Debugging Deadlock in PininfoService Ubuntu18 Upgrade: Part 2 of 2

Pinterest Engineering

Published in

Pinterest Engineering Blog

7 min readMar 9, 2022

Solving Engineering Problems as Doing Research

Kangnan Li | Software Engineer, Key Value Systems

This is part 2 of a two-part blog series on deep systems debugging techniques in a real-world scenario to upgrade our stateful systems to U18.

In part 1, we narrowed down that the two issues observed — QPS drop and inconsistent memory usage — are from the PininfoService leaf layer. In this article, we narrow down the issue further to GlobalCPUExecutor (GCPU) and eventually the root cause of the issue: a deadlock.

To better understand how requests flow in and out of PininfoService, here is a brief summary of threads (or pools) in order used in PininfoService (also refer to Thrift intervals to learn how fbthrift server works):

Thrift Acceptor Thread: accept connection from clients
ThriftIOPool: process data in/out via established connections between PininfoService and clients who send requests to PininfoService
ThriftWorkerPool: the thread manager provided in the PininfoService logic to process aync_tm_<API> function calls
GlobalCPUExecutor: a global CPU pool to delegate the heavy lifting work, such as processing the response from upstream data stores
ThriftClientPool: pool of clients to talk to upstream data stores

We will now dive deeper into how we utilize tools to debug the two issues observed (QPS drop and inconsistent memory usage), with particular focus on the memory issue.

Digging into the Why: QPS Drop and Inconsistent Memory Usage

To figure out why the QPS dropped to 0, we used the “tcpdump” tool to obtain following traces

from outgoing packets that show load shedding from thrift servers (tcpdump).

$ sudo tcpdump -nn -i eth0 -A port 9090 -c 400 18:58:06.607828 IP 10.3.42.154.9090 > 10.3.19.45.60262: Flags [P.], seq 1055:1117, ack 7460, win 686, options [nop,nop,TS val 2486825918 ecr 507682922], length 62 E..r^.@.@… .*. ..-#..fK..Y&..&….R1….. .9…B.j…:……………ex.1….b..getMany..loadshedding request…

18:58:06.607828 IP 10.3.42.154.9090 > 10.3.19.45.60262: Flags [P.], seq 1055:1117, ack 7460, win 686, options [nop,nop,TS val 2486825918 ecr 507682922], length 62
E..r^.@.@…
.*.
..-#..fK..Y&..&….R1…..
.9…B.j…:……………ex.1….b..getMany..loadshedding request…

Loadshedding Analysis with Five Whys

At Pinterest, we use “the five whys” as a crucial root cause analysis framework.
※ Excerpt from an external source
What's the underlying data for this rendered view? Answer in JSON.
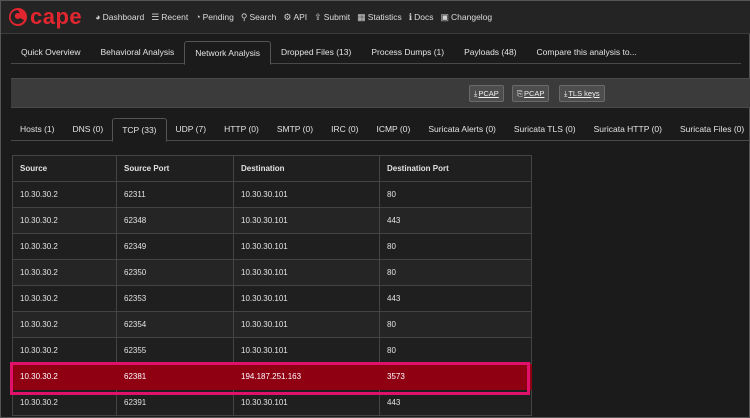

Here is how we have applied it to this scenario:

The PininfoService outgoing packets contain “load shedding”

Why? This is likely due to hosts not able to process the amount of thrift requestWhy are hosts not able to process? Thrift server has active_req (130K) > max request (~65K), thus load sheddingWhy is there such a high active_req queue? High active_req could either be due to: 1) traffic increase causing the thrift server overloading, or 2) deadlock which cause requests to be queued up and not passed on to the ThriftWorkerPool threads which aim to execute the async_tm_<API> function calls, otherwise QPS stats would have been reported from these API logics.- We are able to rule out 1) since all the system metrics such as CPU, memory are still very low.- Thus, it’s likely a deadlock. But how does deadlock form? We need to investigate and answer this “why”. We turned to the inconsistent memory usage to try to gather more hints into the problem.

Memory Usage Debugging

We have also used the BPF tool to verify that no memory leak was detected. Next, heap dumps were obtained from a host with increasing memory usage via two tools: the jemalloc/jeprof (github) and tcmalloc/gperftools (Gperftool wiki). Both tools provide similar functionalities for heap dumping and generate similar results.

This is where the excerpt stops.